Tuesday, June 24, 2014


For a long time there have been a number of possible "holy grails" for digital preservation, ideas that if it were possible to implement them would transform the problem. One of them has been the idea of an Internet-scale peer-to-peer network that would use excess disk storage at everyone's computers, in the same way that networks like Folding@Home use excess CPU, to deliver a robust, attack-resistant, decentralized storage infrastructure. Intermemory, from NEC's Princeton lab in 1998, was one of the first, but the concept is so attractive that there have been many others, such as Berkeley's Oceanstore. None have succeeded in attracting the mass participation of projects such as Folding@Home. None have become a widely-used infrastructure for digital preservation because without mass participation none provides the needed robustness or capacity.

By far the most successful peer-to-peer network in attracting participation has been Bitcoin, because the reward for participation is monetary. Now, it seems to me that Andrew Miller and his co-authors from the University of Maryland and Microsoft Research have taken a giant step towards this "holy grail" with their paper Permacoin: Repurposing Bitcoin Work for Data Preservation (hereafter MJSPK). This is despite the fact that, as I predicted in a comment last April, the current Bitcoin implementation has now definitively failed in its goal of establishing a decentralized currency because GHash has, for extended periods, controlled an absolute majority of the mining power. Follow me below the fold for my analysis of Permacoin and how this failure affects it.

Why didn't Intermemory, Oceanstore and the others succeed? I can think of a number of reasons:
  • Their model of the edge of the Internet was that there were a lot of desktop computers, continuously connected and powered-up, with low latency and no bandwidth charges, and with 3.5" hard disks that were mostly empty. Since then, the proportion of the edge with these characteristics has become vanishingly small.
  • In many cases, for example Samsara, the idea was that participants would contribute disk space and, in return, be entitled to store data in the network. Mechanisms were needed to enforce this trade, to ensure that peers actually did store the data they claimed to, and these mechanisms turned out to be hard to make attack-resistant.
  • Even if erasure coding were used to reduce the overall replication factor, it would still be necessary for participants to contribute significantly more space than they could receive in return. And the replication factor would need to be higher than in a centrally managed storage network.
  • I don't remember any case in which participants could expect a monetary reward. In the days when storage was thought to be effectively free, why would participants need to be paid? Alas, storage is a lot less free than it used to be.
  • The idea that peer-to-peer technology could construct a reliable long-term storage infrastructure from a self-organizing set of unreliable, marginally motivated desktops wasn't persuasive.
So, the holy grail needs a network consisting of permanently connected servers, which generate monetary income more than enough to cover their costs.  Bitcoin is such a network; the rewards are not merely monetary, but also speculative, always a major draw. They have been enough to drive a large and continuing  investment in hardware. MJSPK estimate a lower bound of $80M for the current network, likely a considerable under-estimate. Note also that this investment has a very short productive life:
the overall network hash rate has been doubling every 3-4 weeks, and therefore, mining equipment has been losing half its production capability within the same time frame. After 21-28 weeks (7 halvings), mining rigs lose 99.3% of their value. So there is very high equipment turnover in the mining industry.
Thus the rate of investment in the network must be several hundred million dollars a year. Even though Bitcoin is currently an $8000M market, that is a significant overhead. Not to mention power, cooling, space and other costs.

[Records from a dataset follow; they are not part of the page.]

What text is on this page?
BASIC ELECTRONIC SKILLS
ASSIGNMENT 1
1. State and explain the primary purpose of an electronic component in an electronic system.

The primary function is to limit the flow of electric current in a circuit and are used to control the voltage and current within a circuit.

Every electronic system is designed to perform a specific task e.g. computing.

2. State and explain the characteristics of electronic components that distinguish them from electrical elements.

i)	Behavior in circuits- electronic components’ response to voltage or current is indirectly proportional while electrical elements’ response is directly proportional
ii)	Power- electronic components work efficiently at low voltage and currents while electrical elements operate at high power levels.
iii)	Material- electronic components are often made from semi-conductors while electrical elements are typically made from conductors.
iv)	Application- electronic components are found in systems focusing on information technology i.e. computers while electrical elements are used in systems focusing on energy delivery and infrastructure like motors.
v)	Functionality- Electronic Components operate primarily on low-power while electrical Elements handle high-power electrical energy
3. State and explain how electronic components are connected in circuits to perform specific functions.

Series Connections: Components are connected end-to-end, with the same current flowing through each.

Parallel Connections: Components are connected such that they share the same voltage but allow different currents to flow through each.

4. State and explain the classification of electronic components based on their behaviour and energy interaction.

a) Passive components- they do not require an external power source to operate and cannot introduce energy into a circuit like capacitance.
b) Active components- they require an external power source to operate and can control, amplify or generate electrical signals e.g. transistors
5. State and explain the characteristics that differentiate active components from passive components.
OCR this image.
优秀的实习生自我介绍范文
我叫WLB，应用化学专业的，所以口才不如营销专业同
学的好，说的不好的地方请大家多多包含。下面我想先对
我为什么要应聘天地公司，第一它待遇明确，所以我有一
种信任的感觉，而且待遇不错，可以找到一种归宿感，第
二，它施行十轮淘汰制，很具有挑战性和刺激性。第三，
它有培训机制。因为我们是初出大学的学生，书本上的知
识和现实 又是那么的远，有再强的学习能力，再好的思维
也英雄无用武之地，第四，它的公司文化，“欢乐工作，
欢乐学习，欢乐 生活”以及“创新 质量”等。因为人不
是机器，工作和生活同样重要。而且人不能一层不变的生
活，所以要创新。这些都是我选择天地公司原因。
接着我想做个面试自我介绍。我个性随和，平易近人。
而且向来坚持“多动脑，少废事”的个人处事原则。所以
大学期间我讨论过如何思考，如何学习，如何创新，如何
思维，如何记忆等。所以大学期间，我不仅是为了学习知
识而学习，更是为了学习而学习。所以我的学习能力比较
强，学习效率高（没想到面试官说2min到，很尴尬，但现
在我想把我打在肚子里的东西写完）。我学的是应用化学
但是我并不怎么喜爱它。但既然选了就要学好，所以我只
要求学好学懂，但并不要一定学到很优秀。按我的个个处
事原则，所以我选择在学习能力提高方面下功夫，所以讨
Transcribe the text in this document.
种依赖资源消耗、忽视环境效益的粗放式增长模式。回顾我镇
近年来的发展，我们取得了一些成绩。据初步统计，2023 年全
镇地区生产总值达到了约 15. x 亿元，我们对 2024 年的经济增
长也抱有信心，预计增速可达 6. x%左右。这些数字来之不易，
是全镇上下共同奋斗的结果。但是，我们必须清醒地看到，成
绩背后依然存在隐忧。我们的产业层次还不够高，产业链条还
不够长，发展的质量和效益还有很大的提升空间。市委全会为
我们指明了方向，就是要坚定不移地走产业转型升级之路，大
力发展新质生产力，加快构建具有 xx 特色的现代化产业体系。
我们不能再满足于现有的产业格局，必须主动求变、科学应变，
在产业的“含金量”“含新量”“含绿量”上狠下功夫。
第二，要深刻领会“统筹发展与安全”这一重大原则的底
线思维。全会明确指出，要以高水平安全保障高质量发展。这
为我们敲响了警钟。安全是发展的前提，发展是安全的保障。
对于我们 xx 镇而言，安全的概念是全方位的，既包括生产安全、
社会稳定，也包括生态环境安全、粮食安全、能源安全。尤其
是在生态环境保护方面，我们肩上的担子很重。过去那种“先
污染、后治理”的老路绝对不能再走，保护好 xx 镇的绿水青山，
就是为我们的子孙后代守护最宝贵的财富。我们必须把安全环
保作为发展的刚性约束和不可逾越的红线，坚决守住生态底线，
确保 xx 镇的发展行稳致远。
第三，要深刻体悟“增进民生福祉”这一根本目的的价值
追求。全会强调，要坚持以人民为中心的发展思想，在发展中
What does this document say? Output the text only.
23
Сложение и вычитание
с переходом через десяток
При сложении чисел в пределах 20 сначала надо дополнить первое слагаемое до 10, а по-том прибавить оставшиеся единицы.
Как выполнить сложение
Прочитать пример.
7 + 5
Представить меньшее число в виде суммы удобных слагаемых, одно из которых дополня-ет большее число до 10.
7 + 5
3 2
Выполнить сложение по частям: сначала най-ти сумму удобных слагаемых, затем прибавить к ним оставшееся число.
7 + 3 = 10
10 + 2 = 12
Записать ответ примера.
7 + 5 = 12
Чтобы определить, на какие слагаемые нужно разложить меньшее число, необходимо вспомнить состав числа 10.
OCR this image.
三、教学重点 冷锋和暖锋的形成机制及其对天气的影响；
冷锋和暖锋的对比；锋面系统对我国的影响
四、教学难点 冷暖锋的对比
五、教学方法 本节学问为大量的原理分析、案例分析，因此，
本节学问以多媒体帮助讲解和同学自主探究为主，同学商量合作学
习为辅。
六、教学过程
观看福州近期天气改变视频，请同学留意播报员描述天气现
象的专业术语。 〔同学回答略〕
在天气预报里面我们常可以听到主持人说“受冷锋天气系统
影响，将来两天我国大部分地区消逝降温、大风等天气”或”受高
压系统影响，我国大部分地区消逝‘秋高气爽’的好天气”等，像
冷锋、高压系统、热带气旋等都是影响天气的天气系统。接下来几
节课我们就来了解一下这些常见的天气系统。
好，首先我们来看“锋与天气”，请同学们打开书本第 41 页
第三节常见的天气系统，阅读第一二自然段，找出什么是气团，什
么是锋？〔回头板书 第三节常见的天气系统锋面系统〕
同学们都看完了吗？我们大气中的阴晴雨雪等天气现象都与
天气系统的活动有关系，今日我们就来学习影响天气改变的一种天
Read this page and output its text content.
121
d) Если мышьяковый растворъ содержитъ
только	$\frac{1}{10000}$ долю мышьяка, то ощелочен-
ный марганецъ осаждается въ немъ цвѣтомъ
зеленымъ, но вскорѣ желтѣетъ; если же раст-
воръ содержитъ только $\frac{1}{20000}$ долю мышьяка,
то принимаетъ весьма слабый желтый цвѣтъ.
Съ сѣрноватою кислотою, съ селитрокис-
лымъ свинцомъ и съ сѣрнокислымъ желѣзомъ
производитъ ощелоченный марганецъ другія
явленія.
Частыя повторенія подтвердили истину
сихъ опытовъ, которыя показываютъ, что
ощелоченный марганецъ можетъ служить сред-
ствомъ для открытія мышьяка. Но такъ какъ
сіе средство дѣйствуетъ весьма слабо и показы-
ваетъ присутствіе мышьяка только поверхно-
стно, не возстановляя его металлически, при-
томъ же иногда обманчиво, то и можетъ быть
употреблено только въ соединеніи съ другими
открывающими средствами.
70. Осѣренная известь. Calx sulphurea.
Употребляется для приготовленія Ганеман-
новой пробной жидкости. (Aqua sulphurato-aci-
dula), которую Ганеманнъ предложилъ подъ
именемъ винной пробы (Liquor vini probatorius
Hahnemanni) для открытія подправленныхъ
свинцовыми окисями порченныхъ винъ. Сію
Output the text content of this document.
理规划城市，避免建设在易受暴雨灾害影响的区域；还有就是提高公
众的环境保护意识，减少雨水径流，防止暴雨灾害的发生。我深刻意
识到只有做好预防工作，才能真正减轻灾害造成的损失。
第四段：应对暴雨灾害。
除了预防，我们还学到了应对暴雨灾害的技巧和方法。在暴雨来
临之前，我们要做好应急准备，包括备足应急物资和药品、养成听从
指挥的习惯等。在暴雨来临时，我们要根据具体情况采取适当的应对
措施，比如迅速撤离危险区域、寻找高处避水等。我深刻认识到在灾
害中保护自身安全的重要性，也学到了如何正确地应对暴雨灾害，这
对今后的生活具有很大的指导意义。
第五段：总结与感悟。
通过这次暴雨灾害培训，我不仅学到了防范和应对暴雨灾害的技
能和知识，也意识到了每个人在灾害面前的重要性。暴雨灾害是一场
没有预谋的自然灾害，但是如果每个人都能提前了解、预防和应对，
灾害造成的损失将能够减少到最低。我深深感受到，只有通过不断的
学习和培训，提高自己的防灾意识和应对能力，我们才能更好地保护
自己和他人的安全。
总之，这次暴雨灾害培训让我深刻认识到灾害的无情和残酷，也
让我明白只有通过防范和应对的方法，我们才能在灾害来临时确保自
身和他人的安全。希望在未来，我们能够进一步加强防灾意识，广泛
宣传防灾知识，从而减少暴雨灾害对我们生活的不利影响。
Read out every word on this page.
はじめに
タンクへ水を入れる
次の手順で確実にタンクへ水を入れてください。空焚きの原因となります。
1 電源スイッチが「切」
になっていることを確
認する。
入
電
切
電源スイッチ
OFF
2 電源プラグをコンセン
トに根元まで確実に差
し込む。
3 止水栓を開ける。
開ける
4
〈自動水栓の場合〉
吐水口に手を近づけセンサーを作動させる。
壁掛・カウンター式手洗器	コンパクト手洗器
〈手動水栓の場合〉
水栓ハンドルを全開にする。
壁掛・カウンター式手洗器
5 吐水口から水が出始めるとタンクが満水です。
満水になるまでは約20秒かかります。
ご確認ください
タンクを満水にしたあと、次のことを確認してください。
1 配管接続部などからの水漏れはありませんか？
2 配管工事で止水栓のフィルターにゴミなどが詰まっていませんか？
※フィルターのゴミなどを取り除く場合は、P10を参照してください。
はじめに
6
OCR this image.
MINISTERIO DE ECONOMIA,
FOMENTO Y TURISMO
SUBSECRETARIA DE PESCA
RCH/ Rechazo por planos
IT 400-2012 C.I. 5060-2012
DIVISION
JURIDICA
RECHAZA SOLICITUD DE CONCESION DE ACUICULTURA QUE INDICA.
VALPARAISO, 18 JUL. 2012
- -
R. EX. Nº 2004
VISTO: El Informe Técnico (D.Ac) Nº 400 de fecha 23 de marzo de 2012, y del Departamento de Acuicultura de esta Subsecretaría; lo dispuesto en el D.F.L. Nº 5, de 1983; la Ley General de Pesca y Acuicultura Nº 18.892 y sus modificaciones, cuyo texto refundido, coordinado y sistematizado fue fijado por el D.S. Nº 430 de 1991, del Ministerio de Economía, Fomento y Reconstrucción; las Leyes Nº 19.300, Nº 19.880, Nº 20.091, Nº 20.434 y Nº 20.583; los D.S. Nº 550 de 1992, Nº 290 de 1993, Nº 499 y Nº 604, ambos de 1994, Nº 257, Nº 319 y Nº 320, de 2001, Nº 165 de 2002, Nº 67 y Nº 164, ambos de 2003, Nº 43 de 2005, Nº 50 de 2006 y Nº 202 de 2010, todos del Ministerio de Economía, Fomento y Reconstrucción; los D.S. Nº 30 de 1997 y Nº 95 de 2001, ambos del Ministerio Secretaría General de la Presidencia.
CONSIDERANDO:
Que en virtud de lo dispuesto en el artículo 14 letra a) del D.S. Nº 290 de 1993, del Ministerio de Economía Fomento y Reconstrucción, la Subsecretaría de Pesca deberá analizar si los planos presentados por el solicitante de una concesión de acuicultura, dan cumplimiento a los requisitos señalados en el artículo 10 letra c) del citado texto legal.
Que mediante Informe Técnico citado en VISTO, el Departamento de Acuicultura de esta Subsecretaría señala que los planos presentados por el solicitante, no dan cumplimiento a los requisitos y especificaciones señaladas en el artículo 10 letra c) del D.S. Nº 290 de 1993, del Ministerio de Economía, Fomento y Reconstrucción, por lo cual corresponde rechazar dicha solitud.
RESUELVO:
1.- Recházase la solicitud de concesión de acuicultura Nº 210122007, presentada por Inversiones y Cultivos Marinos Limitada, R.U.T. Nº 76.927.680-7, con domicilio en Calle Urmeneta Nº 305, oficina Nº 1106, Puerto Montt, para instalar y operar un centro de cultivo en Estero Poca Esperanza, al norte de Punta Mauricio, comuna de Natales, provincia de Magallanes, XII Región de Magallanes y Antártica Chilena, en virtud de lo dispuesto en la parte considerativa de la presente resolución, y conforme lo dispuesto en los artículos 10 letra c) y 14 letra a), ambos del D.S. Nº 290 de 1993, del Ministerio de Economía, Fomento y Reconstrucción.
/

Bitcoin peers expend vast amounts of compute power, and thus energy, performing operations that have no point other than running the currency network. MJSPK shows how this effort could, in addition to running the network, perform the integrity checking needed for a robust, decentralized storage infrastructure at Internet scale. What follows is my summary of MJSPK; I don't claim to be a Bitcoin expert so for the real scoop you need to read the paper.

The process that consumes the compute power in Bitcoin is SHA256 hashing. MJSPK describes the role this hashing plays in the system as being a scratch-off puzzle (SOP). They express the requirements for Bitcoin SOPs as:
  • Predictable effort. The gradual re-calibration of the difficulty of mining to ensure a reward is issued about every 10 minutes requires that the effort to solve an SOP be, on average, predictable.
  • Fast verification. Since transactions and coins have to be checked frequently by users, the process for checking that a scratched-off ticket is a winner must be cheap.
  • Pre-computation resistance. It must not be possible for a miner to get started working on a new SOP before its competitors.
  • Linearity of expected reward. I.e. incentive-compatibility.
For simplicity, MJSPK envisages the network storing a single static dataset too large to be stored by any single node in the network, although they discuss extensions to handle dynamic data. They use erasure coding, so that the dataset is divided into f blocks and the blocks coded into rf (r > 1) segments for storage such that from any f segments the dataset can be recovered. Although tightly managed storage infrastructures such as Cleversafe use values of r only slightly greater than 1, the loosely managed Permacoin network would need to use much larger values; in one example they use r=4.

Each node initially generates a public-private key pair, chooses the number of segments it will store, and fetches that many segments. The specific set of segments is determined by the hash of its public key. It is important for Permacoin that the segments be small enough that a typical node will store a large number of them. In the paper 64 bytes is the segment size.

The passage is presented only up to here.